Samuel Korff in the wedding processional of one of his sisters. His father, Grand Rabbi Jacob Korff, can be seen in the background accompanying the bride down the aisle.


The Associated Synagogues of New England

Samuel Korff's role was not limited to congregational rabbi. According to Joseph Korff:

"My father was one of the founders of the Associated Synagogues of Massachusetts, which later became the Associated Synagogues of New England. The organization represents all branches of Judaism in service to the New England Jewish community.

"The Orthodox tend not to join organizations like the Associated Synagogues, but his colleague Rabbi Mordechai Savitsky [spiritual leader of Congregation Chevra Shas in Dorchester] encouraged my father to become a member of the Vaad Harabonim, which was part of the Orthodox wing.[2]  Savitsky and my father had a falling out and Savitsky dropped out of the Vaad. My father became the rabbinic administrator of the Associated Synagogues, a role which was akin to executive director. He ultimately built the organization into the Associated Synagogues of New England.
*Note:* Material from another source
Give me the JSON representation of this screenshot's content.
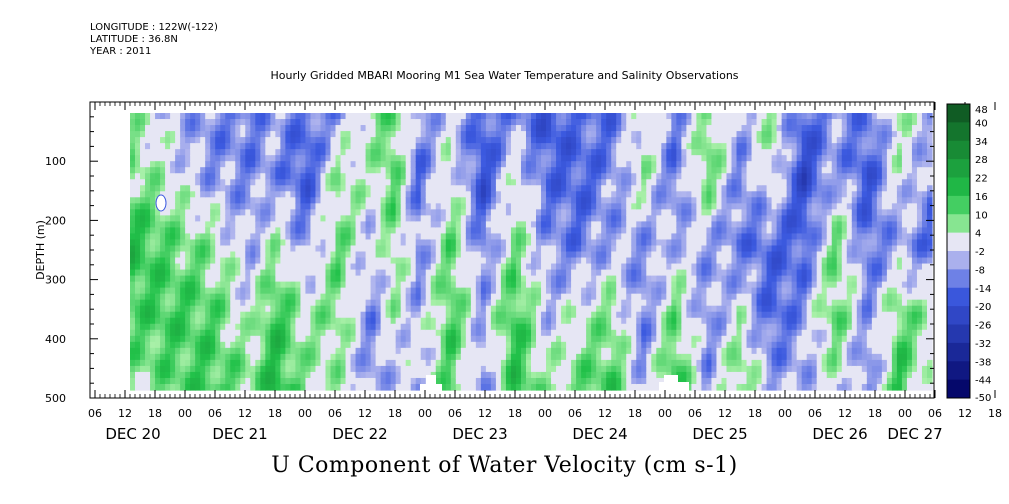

"Some members of the Orthodox community castigated my father for being associated with an organization affiliated with Conservative and Reform Jews, but he got concessions from these groups. One was that within the Associated Synagogues the Vaad would be the functioning rabbinic court and it would be controlled by the Orthodox.
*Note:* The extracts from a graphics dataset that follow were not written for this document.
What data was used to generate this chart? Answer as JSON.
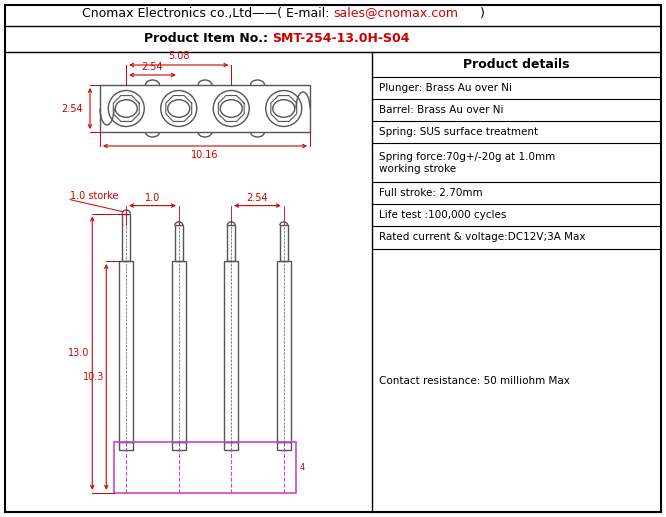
{
  "title_line1_black": "Cnomax Electronics co.,Ltd——( E-mail: ",
  "title_line1_red": "sales@cnomax.com",
  "title_line1_black2": ")",
  "title_line2_black": "Product Item No.: ",
  "title_line2_red": "SMT-254-13.0H-S04",
  "product_details_title": "Product details",
  "product_details": [
    "Plunger: Brass Au over Ni",
    "Barrel: Brass Au over Ni",
    "Spring: SUS surface treatment",
    "Spring force:70g+/-20g at 1.0mm\nworking stroke",
    "Full stroke: 2.70mm",
    "Life test :100,000 cycles",
    "Rated current & voltage:DC12V;3A Max",
    "Contact resistance: 50 milliohm Max"
  ],
  "dim_color": "#cc0000",
  "drawing_color": "#555555",
  "magenta_color": "#cc44cc",
  "bg_color": "#ffffff",
  "border_color": "#000000",
  "row_has_two_lines": [
    false,
    false,
    false,
    true,
    false,
    false,
    false,
    false
  ]
}
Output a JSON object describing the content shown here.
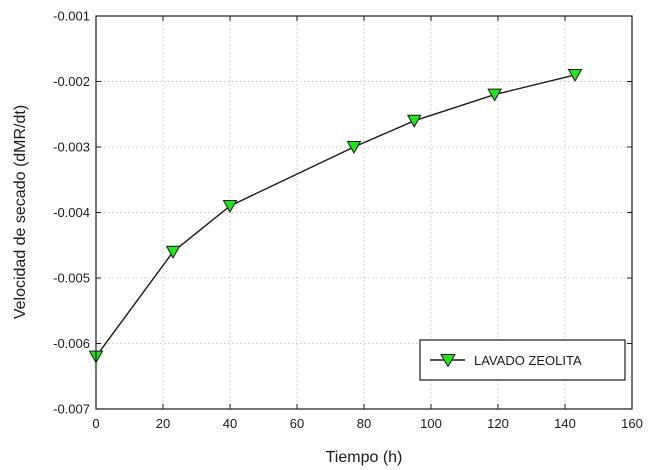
{
  "chart_data": {
    "type": "line",
    "title": "",
    "xlabel": "Tiempo (h)",
    "ylabel": "Velocidad de secado (dMR/dt)",
    "xlim": [
      0,
      160
    ],
    "ylim": [
      -0.007,
      -0.001
    ],
    "x_ticks": [
      0,
      20,
      40,
      60,
      80,
      100,
      120,
      140,
      160
    ],
    "x_tick_labels": [
      "0",
      "20",
      "40",
      "60",
      "80",
      "100",
      "120",
      "140",
      "160"
    ],
    "y_ticks": [
      -0.007,
      -0.006,
      -0.005,
      -0.004,
      -0.003,
      -0.002,
      -0.001
    ],
    "y_tick_labels": [
      "-0.007",
      "-0.006",
      "-0.005",
      "-0.004",
      "-0.003",
      "-0.002",
      "-0.001"
    ],
    "grid": true,
    "legend_position": "bottom-right",
    "series": [
      {
        "name": "LAVADO ZEOLITA",
        "marker": "down-triangle",
        "line_color": "#1a1a1a",
        "marker_color": "#22e51e",
        "x": [
          0,
          23,
          40,
          77,
          95,
          119,
          143
        ],
        "y": [
          -0.0062,
          -0.0046,
          -0.0039,
          -0.003,
          -0.0026,
          -0.0022,
          -0.0019
        ]
      }
    ]
  }
}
"My father also wanted to centralize kashrut [3] certification so that observant Jews throughout the area could be certain that Jewish dietary laws had been observed in food preparation. He got all the synagogues and temples in the area to agree that they would admit only those kosher caterers certified by the Vaad Harbonim. This centralized kashrut for all of Massachusetts and later, New England. This was a major coup but it led to some friction because some of the Orthodox rabbinate wanted to have the income generated from supervising kashrut. So they tried to attack my father. Through the Associated Synagogues, however, my father had sufficient leverage to carry out his goal. He later advanced this program by establishing an extension program to certify packaged food as kosher.”

ceremonial function

Unidentified ceremonial function. Samuel Korff is the sixth from the right; his brother Baruch is the fourth.


     
[1] [2] [3] [4] [5] [6] [7] [8] [9] [10]

[1] Novakof, Janice. “To Whom Honor is Due,” The Jewish Advocate, Boston, April 24, 1958. Reprinted in the booklet “Testimonial Dinner in honor of Rabbi Samuel I. Korff, Sunday May 4, 1958” (Mattapan, Massachusetts: Congregation Kehillath Jacob, 1958).

[2] The Vaad Harabonim  is an organization of Orthodox rabbis that serves a Jewish community by providing religious advice or services.

[3] Kashrut is a Hebrew word meaning “ritually correct.” Kosher is the anglicized version of kashrut. Kashrut not only applies to the preparation or koshering of food from animals, but also to the utensils used in cooking and eating.